Perché il fiume di persone in viaggio verso nord, non cessa. Nonostante lo sbarramento delle Svizzera e l’atteggiamento sempre più restrittivo adottato anche a Como, dove non è più consentito bivaccare per strada soprattutto durante le ore notturne<WC>. Così al campo di accoglienza governativo di via Regina Teodolinda, sono disponibili trecento posti, con la prospettiva di rimanere allestito altri sei mesi. A questo si aggiungono gli ottanta posti del dormitorio Don Guanella, e un centinaio di stranieri raccolti ogni sera dai volontari di don Giusto Della Valle, parroco di Rebbio. I numeri ufficiali dei transiti del 2016, secondo le statistiche tenute settimanalmente dalle Guardie di Confine svizzere, parlano di quasi 33mila persone prive di documenti intercettate oltre confine, soprattutto sui treni fermati a Chiasso. Circa 20mila sono stati restituiti all’Italia, e poco più di 13 trattenuti in Svizzera in accoglimento di richieste di asilo politico o condizioni ostative all’espulsione.
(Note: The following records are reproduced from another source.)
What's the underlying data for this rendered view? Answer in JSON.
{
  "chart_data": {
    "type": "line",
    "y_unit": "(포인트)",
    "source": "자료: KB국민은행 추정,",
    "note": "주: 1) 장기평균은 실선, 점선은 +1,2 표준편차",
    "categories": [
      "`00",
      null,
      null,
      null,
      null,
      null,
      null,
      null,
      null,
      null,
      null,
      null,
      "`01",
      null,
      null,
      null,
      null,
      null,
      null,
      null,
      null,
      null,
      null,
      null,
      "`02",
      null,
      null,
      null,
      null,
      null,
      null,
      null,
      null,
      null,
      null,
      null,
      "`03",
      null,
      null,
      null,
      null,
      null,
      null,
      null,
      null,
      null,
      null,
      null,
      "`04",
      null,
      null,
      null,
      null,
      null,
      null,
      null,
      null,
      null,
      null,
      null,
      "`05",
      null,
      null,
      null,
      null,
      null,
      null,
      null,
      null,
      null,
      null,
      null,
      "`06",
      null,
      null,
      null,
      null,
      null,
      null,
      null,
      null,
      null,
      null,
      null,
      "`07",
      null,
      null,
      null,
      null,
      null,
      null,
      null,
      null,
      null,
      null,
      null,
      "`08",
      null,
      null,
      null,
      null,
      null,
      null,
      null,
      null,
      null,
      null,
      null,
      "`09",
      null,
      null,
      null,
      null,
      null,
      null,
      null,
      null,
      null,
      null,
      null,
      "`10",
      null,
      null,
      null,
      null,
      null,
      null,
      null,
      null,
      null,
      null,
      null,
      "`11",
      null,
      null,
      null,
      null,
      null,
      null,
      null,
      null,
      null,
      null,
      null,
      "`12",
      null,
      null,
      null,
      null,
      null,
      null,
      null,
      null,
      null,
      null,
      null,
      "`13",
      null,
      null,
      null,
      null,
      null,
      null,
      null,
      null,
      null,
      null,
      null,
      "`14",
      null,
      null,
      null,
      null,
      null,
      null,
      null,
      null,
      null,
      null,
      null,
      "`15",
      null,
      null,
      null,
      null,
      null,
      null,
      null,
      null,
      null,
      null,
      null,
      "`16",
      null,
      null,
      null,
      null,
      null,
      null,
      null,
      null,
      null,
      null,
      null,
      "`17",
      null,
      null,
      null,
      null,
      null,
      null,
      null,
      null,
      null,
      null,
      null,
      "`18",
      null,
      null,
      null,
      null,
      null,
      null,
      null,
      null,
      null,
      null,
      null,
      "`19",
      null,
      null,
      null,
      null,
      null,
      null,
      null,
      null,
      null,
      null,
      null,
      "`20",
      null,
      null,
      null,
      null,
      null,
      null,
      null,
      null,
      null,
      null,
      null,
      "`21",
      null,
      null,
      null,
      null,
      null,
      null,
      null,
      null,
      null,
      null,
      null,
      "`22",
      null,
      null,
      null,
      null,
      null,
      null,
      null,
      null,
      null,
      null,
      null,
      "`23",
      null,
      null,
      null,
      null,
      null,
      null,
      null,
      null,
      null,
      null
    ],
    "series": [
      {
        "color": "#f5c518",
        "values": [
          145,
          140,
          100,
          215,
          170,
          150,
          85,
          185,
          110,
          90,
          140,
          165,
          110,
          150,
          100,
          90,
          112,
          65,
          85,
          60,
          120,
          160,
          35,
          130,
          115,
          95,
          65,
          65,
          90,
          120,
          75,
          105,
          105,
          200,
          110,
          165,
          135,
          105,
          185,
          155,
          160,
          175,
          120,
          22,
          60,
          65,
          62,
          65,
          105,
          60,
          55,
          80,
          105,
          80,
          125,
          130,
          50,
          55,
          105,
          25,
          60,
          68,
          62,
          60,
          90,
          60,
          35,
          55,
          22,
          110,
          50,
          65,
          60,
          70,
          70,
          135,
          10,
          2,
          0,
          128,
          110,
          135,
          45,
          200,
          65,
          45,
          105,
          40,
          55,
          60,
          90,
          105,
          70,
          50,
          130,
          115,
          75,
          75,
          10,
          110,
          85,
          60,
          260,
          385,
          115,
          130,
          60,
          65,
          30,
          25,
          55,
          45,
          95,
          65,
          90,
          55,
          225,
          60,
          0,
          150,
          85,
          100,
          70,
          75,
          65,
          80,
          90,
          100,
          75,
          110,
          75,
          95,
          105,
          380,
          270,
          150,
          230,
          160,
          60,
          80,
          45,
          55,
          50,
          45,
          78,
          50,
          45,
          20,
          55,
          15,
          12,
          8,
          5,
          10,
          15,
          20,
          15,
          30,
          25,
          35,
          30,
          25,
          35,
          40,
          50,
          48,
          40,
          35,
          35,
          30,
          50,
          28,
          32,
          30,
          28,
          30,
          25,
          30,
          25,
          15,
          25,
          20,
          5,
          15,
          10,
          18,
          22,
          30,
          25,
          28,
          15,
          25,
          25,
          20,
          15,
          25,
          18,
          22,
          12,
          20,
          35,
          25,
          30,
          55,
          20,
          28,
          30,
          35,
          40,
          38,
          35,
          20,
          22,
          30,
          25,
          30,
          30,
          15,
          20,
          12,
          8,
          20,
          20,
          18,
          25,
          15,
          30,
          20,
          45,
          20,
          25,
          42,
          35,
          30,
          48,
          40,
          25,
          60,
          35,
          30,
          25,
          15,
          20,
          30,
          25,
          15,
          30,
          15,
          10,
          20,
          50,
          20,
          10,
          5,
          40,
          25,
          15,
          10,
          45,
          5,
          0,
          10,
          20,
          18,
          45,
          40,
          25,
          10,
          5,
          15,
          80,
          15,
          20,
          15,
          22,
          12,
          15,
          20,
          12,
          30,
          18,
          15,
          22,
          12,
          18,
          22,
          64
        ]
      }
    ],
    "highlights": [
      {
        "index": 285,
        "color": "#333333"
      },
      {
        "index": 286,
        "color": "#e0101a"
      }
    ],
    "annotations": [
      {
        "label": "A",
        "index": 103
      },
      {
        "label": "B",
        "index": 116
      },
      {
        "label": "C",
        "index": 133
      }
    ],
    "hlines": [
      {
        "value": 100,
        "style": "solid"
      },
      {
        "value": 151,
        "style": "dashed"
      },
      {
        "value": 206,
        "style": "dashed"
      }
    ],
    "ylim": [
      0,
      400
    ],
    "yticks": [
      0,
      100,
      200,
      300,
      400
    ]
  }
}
Ogni giorno, la polizia svizzera consegna a quella italiana di frontiera, gruppi variabili di persone, in osservanza della riammissione semplificata. Tuttavia, ciò che sfugge a questi conteggi, già capaci di dare la dimensione di un flusso migratorio che si è decuplicato a partire da giugno scorso, sono i veri transiti clandestini, quelli che stanno imparando a ripercorrere le vecchie vie del contrabbando. Tra Ronago e Novazzano, Drezzo, Mendrisio e Vacallo, Maslianico. Sentieri che si snodano lungo zone boschive, percorsi di notte da piccoli gruppi di gente, seguendo mappe improvvisate. In Svizzera, spesso vengono bloccati grazie a segnalazioni di residenti, che chiamano la polizia impauriti da quel continuo passaggio di stranieri dalle loro case. Sono etiopi, soprattutto, ma anche somali e nigeriani, profughi del Gambia e della Costa d’Avorio.